California braced for a statewide wave of school closures as the state’s two largest public school districts decided to shut down Friday in an effort to stem the spread of the novel coronavirus.
The announcements from the Los Angeles and San Diego Unified School Districts, which together educate some 750,000 students, brought to more than 1 million the number of public, private and parochial school students in California who will be home from school in coming weeks to avoid the pandemic.
As of Friday morning, thousands of California public schools were preparing to close down.
“This is a temporary thing,” said Christine K. Johnson, a professor of epidemiology at the One Health Institute at UC Davis. “If we do it well, we can manage this outbreak and continue to keep cases low.”

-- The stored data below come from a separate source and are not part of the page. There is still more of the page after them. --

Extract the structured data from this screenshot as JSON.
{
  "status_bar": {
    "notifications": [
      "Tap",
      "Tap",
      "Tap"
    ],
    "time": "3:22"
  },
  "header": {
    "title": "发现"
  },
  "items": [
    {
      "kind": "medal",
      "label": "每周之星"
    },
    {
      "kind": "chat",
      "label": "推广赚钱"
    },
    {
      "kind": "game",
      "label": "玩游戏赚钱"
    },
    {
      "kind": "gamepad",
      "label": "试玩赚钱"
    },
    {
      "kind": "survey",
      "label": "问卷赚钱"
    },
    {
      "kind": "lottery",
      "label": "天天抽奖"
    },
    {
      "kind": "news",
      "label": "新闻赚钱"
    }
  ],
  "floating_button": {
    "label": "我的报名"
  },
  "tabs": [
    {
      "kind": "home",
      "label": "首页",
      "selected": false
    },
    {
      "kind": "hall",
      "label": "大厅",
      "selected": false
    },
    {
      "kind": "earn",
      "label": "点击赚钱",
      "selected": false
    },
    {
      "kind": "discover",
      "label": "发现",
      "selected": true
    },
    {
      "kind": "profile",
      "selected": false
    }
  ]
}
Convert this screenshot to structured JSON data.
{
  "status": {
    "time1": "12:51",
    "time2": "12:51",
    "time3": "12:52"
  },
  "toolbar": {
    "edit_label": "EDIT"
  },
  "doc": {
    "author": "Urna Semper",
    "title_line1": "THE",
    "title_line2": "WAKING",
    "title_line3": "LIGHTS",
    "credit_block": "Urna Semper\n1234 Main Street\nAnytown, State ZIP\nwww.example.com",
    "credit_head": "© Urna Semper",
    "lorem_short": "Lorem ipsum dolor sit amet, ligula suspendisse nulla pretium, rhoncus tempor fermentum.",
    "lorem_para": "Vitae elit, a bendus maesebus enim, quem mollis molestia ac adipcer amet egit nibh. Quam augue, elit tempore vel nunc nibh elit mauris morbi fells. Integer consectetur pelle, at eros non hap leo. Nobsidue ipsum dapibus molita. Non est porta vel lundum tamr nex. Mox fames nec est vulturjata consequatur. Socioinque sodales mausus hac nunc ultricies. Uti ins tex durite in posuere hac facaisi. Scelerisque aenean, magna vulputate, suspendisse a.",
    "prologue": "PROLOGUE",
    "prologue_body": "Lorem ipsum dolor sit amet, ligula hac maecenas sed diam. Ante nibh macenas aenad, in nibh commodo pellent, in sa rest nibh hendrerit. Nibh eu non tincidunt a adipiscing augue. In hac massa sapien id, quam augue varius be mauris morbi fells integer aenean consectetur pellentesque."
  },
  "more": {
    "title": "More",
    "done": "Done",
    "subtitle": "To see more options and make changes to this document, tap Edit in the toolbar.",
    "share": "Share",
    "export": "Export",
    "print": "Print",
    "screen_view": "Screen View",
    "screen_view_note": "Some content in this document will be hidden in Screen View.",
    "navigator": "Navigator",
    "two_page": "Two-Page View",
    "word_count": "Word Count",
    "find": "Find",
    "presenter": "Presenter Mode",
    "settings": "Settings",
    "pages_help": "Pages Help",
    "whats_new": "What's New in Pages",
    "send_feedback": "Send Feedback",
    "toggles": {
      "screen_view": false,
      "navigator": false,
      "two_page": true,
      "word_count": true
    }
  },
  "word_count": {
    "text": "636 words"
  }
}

In Northern California, which has been a hot-spot for COVID-19, the aggressive infection caused by the virus, school cancellations had already been announced. Elk Grove Unified School District, the state’s fifth largest, has been closed since Monday.
Most other schools across California had been opting to remain in session, primarily based on guidance from local public health officials that closures were not necessary. Officials reasoned that keeping kids in class would keep them fed, occupied and away from more vulnerable elderly and sick adults, as well as minimize disruption for parents. Pressure from scientists, teachers’ unions and frightened parents tipped the balance.
The announcements rippled through districts across the state within moments, as other districts convened their own emergency school board meetings. Within an hour of the L.A. and San Diego’s announcement, nearly two dozen districts in San Diego County said they, too, would close, county education officials said, after there had been no plans for closures earlier in the morning.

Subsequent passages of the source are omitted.